Nous n'avons pas attendu un mois pour agir. Dès le 1er mars, un premier Ehpad était touché dans le Haut-Rhin. Dès lors, avec le conseil départemental, nous avons agi quotidiennement. Une série de réunions s'est tenue ; le 17 mars, nous avons réuni pour la première fois tous les Ehpad du Haut-Rhin. Un suivi quotidien sera ensuite offert à tous les établissements en difficulté.
En revanche, il est vrai que, dans les premiers temps, nous n'avons pas eu de système d'information. L'ARS a construit avec les deux conseils départementaux alsaciens un tel système, opérationnel à partir du 20 mars et ensuite généralisé dans toute la région ; il a fonctionné jusqu'au 6 avril, quand le système national a pris le relais. Il nous a permis d'avoir une très bonne vision de ce qui se passe dans les quelque 600 Ehpad dans la région. La période difficile, celle où l'on a été en aveugle, se situe entre le 2 et le 20 mars.
Sans même disposer de toutes les données nécessaires, on a commencé à agir très vite et très fort. Un plan d'action a été massivement diffusé à partir du 25 mars, mais des actions étaient menées auparavant : des conseils, des appuis, des renforts et des mobilisations ont été mis en oeuvre. De mon point de vue, il n'y a pas eu tant d'inertie ou de carences ; la mobilisation a été extraordinaire, mais les résultats posent question : le taux de contamination et le nombre de décès dans les Ehpad nous interrogent.
La mobilisation a été très forte, mais on s'est heurté à des difficultés. D'abord, beaucoup de gens intervenaient dans les Ehpad sans être protégés, alors que, dans le Haut-Rhin, la diffusion de l'épidémie était extrêmement forte. Je ne pense pas seulement aux infirmiers ou aux médecins, mais aussi aux agents de nettoyage et de sécurité, à tous ceux qui participent à la fabrication des repas, à tous ces agents qui ont beaucoup de contacts sociaux au cours de la journée. Dans un département victime d'une flambée épidémique, ils sont vite contaminés, alors qu'il n'y a pas d'équipements individuels de protection pour ces personnes ni pour les résidents des Ehpad. Cette rencontre entre professionnels exposés et personnes à risques nous fait alors mesurer que la maladie va frapper très durement les Ehpad.

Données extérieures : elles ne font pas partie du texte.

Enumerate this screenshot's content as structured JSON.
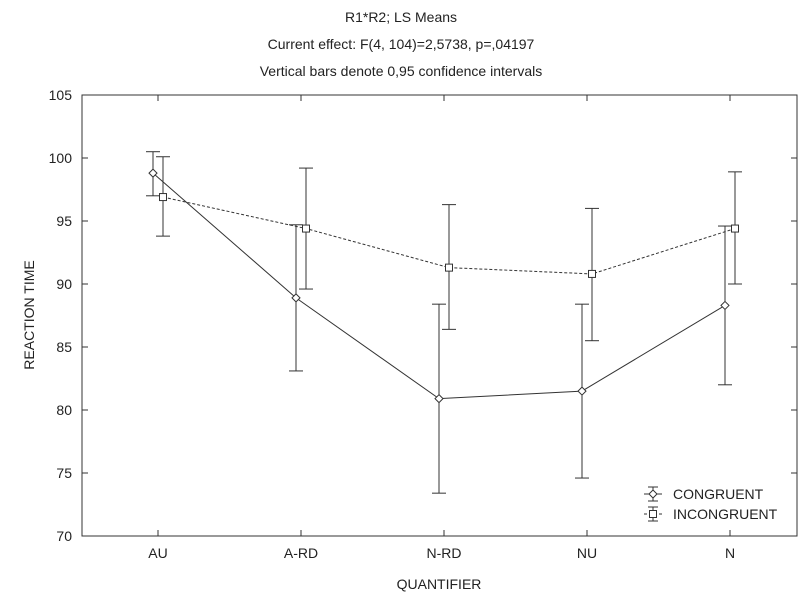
{
  "chart_data": {
    "type": "line",
    "title": "R1*R2; LS Means",
    "subtitle": "Current effect: F(4, 104)=2,5738, p=,04197",
    "note": "Vertical bars denote 0,95 confidence intervals",
    "xlabel": "QUANTIFIER",
    "ylabel": "REACTION TIME",
    "categories": [
      "AU",
      "A-RD",
      "N-RD",
      "NU",
      "N"
    ],
    "ylim": [
      70,
      105
    ],
    "yticks": [
      70,
      75,
      80,
      85,
      90,
      95,
      100,
      105
    ],
    "grid": false,
    "legend_position": "bottom-right",
    "error_bars": "0.95 confidence intervals",
    "series": [
      {
        "name": "CONGRUENT",
        "marker": "diamond",
        "line_style": "solid",
        "color": "#333333",
        "values": [
          98.8,
          88.9,
          80.9,
          81.5,
          88.3
        ],
        "ci_lower": [
          97.0,
          83.1,
          73.4,
          74.6,
          82.0
        ],
        "ci_upper": [
          100.5,
          94.7,
          88.4,
          88.4,
          94.6
        ]
      },
      {
        "name": "INCONGRUENT",
        "marker": "square",
        "line_style": "dashed",
        "color": "#333333",
        "values": [
          96.9,
          94.4,
          91.3,
          90.8,
          94.4
        ],
        "ci_lower": [
          93.8,
          89.6,
          86.4,
          85.5,
          90.0
        ],
        "ci_upper": [
          100.1,
          99.2,
          96.3,
          96.0,
          98.9
        ]
      }
    ]
  }
}
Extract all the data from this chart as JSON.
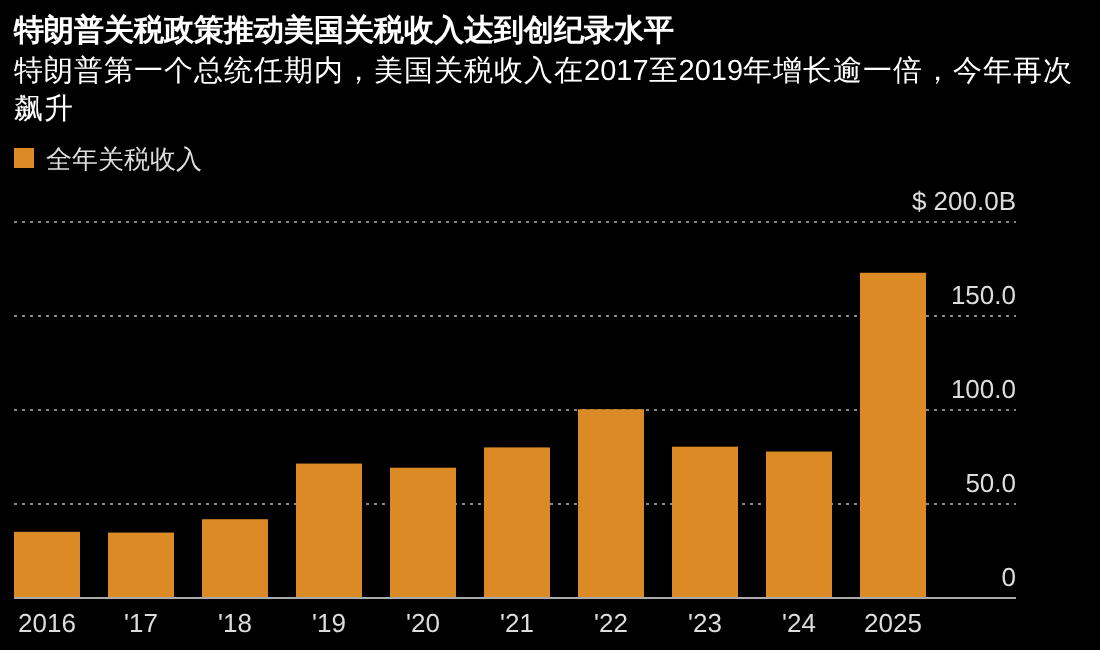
{
  "chart_data": {
    "type": "bar",
    "title": "特朗普关税政策推动美国关税收入达到创纪录水平",
    "subtitle": "特朗普第一个总统任期内，美国关税收入在2017至2019年增长逾一倍，今年再次飙升",
    "categories": [
      "2016",
      "'17",
      "'18",
      "'19",
      "'20",
      "'21",
      "'22",
      "'23",
      "'24",
      "2025"
    ],
    "series": [
      {
        "name": "全年关税收入",
        "color": "#dc8a26",
        "values": [
          35.2,
          34.8,
          41.9,
          71.5,
          69.3,
          80.1,
          100.4,
          80.5,
          77.9,
          173
        ]
      }
    ],
    "ylim": [
      0,
      200
    ],
    "yticks": [
      {
        "value": 0,
        "label": "0"
      },
      {
        "value": 50,
        "label": "50.0"
      },
      {
        "value": 100,
        "label": "100.0"
      },
      {
        "value": 150,
        "label": "150.0"
      },
      {
        "value": 200,
        "label": "$ 200.0B"
      }
    ],
    "grid": "y",
    "legend": "top left"
  }
}
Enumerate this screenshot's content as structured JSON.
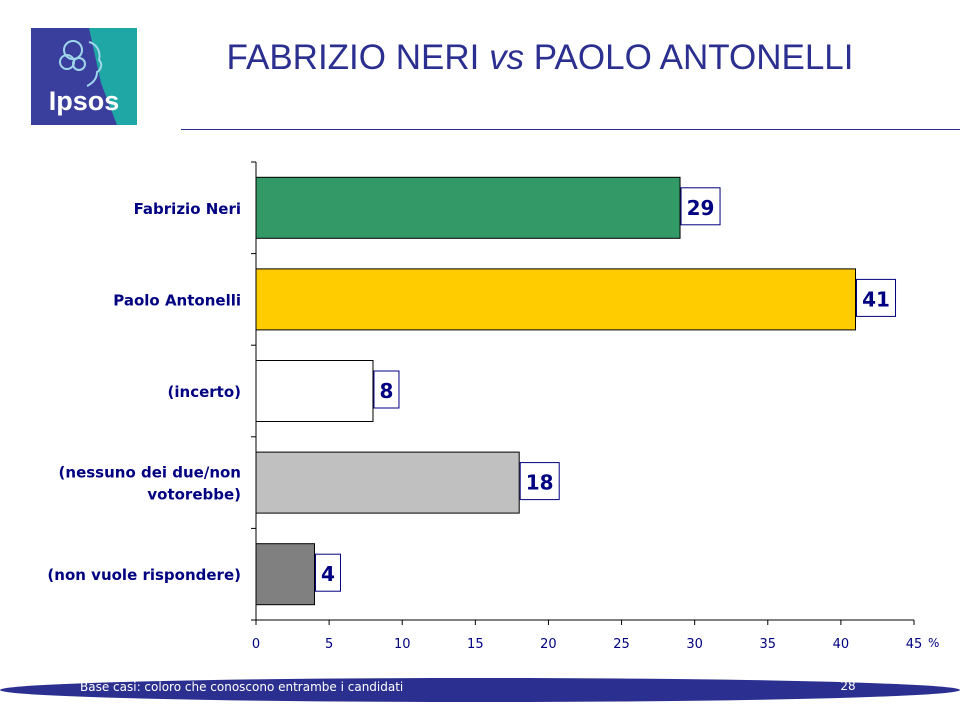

En outre, les connaissances médicales sont alors limitées. On était obsédé, au début de l'épidémie, par les symptômes respiratoires : les messages que nous envoyions conseillaient de se rendre à l'hôpital ou d'appeler le 15 seulement en présence de symptômes respiratoires graves. Cela n'était pas adapté aux personnes âgées : on s'est aperçu plus tard qu'elles connaissaient des symptômes très différents, des diarrhées aux atteintes neurologiques.
Les travaux de votre commission permettront d'approfondir et d'expertiser moins l'engagement de chacun - on pourra prouver qu'il a été très fort - que la faiblesse relative des résultats par rapport à ce qu'on aurait souhaité. Il s'agit de pertes humaines ; c'est extrêmement grave ! De mon point de vue, cette crise souligne l'urgente nécessité de progresser dans le décloisonnement entre les secteurs sanitaire et médico-social ; il faudrait que chaque Ehpad ait un correspondant médical facile d'accès, qu'il existe une sorte de filière gérontologique de proximité qui puisse apporter aux Ehpad un appui médical qui a extrêmement manqué durant cette période.